The recommendations in this report create an overarching strategy to address violence by prioritizing violent crime, holding federal partners accountable for local impacts, and enabling the kinds of partnerships that will create lasting solutions.
The following items form the basis of the report’s recommendations: analysis of literature on effective violence reduction strategies; in-depth analysis of federal agency programs, budgets, priorities, authorities, and performance; and, survey data and input from local law enforcement executives.
Recommendations in the report are calls for immediate Congressional and Executive Branch action. Key themes include:
• Establish violent crime as a national priority, and set the tone for leadership by federal law enforcement agencies, eliminating barriers to their effectiveness.
• Enable evidence-based approaches to address violent crime.
• Require openness and sharing of data, as well as expansion of available technologies.
• Hold federal agencies accountable for local crime spikes and provide the resources needed to make an impact.
• Enact legislation to address primary drivers of violent crime, and remove legislative restrictions that inhibit use of federal law enforcement resources to fight violent crime.
“Federal, state and local law enforcement need strong partnerships and smart, evidence-based, locally-tailored strategies to reverse trends in the number of shootings in many major cities,” said Jim Bueermann, President of the Police Foundation.
The Police Foundation is a non-partisan, non-profit organization that has been at the cutting-edge of research into the most effective and efficient policing practices for more than 45 years, and provides the understanding of that research to departments and agencies across the nation.

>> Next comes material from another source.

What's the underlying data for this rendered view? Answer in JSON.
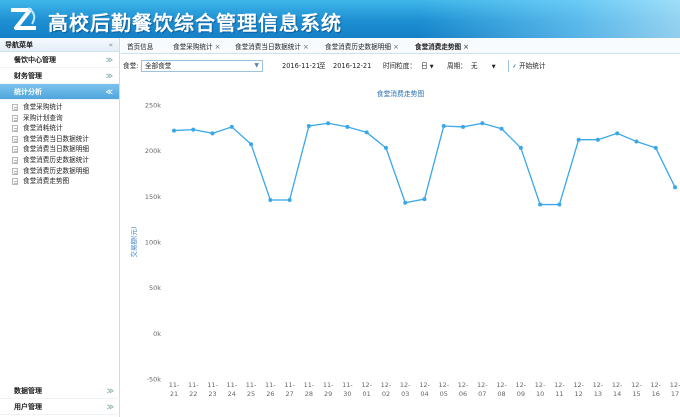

The Major Cities Chiefs Association (MCCA) is a professional organization of police executives representing the largest cities in the United States and Canada. The MCCA provides a unique forum for urban police, sheriffs and other law enforcement chief executives to discuss common problems, to share information and problem-solving strategies. MCCA articulates the public safety needs of large cities in the formulation of criminal justice policy.